ENGR108 covers the basics of vectors and matrices, solving linear equations, least-squares methods, and many applications. We'll cover the mathematics, but the focus will be on using matrix methods in applications such as tomography, image processing, data fitting, time series prediction, finance, and many others. Matrix methods should not be a spectator sport. In this course, students use the language Julia to do computations with vectors and matrices. The course is suitable for any undergraduate with the prerequisites or equivalent background.

The class is based on the book Introduction to Applied Linear Algebra by Stephen Boyd and Lieven Vandenberghe, which is available on-line.
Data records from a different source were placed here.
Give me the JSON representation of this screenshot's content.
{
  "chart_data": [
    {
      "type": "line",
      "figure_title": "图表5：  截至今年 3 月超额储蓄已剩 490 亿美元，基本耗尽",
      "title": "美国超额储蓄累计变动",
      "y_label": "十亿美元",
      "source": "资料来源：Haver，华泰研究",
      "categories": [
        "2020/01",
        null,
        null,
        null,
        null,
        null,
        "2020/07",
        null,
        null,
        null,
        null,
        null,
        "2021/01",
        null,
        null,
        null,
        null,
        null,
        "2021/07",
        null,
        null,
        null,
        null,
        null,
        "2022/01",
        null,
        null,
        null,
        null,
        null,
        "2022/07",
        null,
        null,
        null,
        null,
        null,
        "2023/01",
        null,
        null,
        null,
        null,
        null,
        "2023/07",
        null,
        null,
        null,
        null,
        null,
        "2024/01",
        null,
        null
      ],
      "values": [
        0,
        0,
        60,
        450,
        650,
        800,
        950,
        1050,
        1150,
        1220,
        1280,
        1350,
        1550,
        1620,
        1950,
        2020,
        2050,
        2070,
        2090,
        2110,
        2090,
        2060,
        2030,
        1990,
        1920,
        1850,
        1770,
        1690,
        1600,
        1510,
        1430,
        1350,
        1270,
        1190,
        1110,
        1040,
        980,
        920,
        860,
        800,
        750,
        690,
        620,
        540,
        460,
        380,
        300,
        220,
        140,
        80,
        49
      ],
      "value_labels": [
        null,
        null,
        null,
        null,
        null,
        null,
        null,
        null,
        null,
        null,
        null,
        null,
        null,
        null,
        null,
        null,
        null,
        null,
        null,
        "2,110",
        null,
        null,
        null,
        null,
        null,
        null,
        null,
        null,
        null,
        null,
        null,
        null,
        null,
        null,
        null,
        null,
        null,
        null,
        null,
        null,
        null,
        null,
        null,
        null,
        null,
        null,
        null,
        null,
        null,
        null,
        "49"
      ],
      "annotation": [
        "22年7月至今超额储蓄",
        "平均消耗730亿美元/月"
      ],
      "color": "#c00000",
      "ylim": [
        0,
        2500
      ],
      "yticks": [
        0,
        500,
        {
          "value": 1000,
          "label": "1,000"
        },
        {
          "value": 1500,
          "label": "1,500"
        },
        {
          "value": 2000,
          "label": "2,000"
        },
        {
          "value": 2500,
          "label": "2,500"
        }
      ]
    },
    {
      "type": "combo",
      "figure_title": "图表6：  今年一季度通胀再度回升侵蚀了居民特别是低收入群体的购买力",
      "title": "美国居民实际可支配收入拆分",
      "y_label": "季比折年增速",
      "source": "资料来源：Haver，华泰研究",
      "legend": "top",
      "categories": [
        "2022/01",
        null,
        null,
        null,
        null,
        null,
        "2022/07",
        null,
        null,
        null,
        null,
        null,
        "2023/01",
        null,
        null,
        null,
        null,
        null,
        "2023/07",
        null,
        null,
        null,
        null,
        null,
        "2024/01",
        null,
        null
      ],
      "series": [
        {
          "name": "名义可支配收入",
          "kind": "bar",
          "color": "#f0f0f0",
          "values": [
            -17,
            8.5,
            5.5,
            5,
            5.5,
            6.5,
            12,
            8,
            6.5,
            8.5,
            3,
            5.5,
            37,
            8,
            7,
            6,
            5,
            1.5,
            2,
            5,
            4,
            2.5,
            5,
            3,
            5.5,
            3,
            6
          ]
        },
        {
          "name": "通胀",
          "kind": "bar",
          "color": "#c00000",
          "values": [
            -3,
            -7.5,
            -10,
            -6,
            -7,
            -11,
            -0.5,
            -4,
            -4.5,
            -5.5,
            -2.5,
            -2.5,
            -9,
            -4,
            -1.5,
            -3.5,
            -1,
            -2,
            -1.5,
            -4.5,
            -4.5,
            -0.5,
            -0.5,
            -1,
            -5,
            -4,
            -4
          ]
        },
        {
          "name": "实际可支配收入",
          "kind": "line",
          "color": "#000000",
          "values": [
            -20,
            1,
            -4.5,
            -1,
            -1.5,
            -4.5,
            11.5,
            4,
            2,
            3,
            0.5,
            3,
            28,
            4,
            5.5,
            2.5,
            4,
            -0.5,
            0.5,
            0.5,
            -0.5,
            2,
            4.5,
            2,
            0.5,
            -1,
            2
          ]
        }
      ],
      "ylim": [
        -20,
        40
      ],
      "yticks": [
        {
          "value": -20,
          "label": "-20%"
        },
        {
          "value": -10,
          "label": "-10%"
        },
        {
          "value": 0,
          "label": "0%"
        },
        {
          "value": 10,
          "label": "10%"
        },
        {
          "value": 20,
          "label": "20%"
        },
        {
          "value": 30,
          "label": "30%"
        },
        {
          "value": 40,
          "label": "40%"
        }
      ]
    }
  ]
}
ENGR108 is part of the EE and MS&E core requirements, and certified as a Ways of Thinking course for both formal reasoning (FR) and applied quantitative reasoning (AQR). Additionally, this course is approved for the Computer Science BS Math Elective and also satisfies the Mathematics & Statistics requirement in the School of Engineering.

ENGR108 was originally created as EE103/CME103 by Stephen Boyd and his band of (then undergraduate) co-conspirators: Ahmed Bou-Rabee, Keegan Go, Jenny Hong, Karanveer Mohan, Jaehyun Park, and David Zeng. It was taught for the first time Autumn quarter 2014–15.

Course requirements

  • Attendance and weekly participation in class

  • Weekly homework assignments: we will normally assign homework each Thursday, which will be and due the following Wednesday by 11:59pm Pacific time. Late homework will not be accepted. You are allowed, even encouraged, to work on the homework in small groups, but you must write up your own homework to hand in and credit your other group members.

  • Two midterm exams (in class, one about 2/5 of the way and the other about 4/5 of the way through the course). The midterm will be closed book except that you may bring in one (1) sheet of paper, with material on the front and back.

  • Final exam: we will have a small final project, details to be determined.

Grading

We will weight the various parts of the class as follows:

  • Attendance/participation 5% (this will be a combination of your section participation and your Ed participation, weighting toward whichever you make more contributions to)

  • Homework 55%

  • Midterm 1: 15%

  • Midterm 2: 15%

  • Final 10%

We reserve the right to change the grading rubric at any point in time during the course.

Prerequisites

You do not need to have seen any linear algebra before; we will develop it from scratch. Math 51 is nominally a prerequisite, but we will use relatively little of this material. In the course you'll do some very simple programming in the language Julia, so you should have seen some very basic simple programming. CS106A or equivalent (which is much more than you will need) is a prerequisite or corequisite. You do not need to know about any applications; we'll cover that in detail. Even if you have already seen all the material in the course (e.g., vectors, matrices, least squares) we encourage you to take it, because (we guess) you haven't seen it the way we will present it.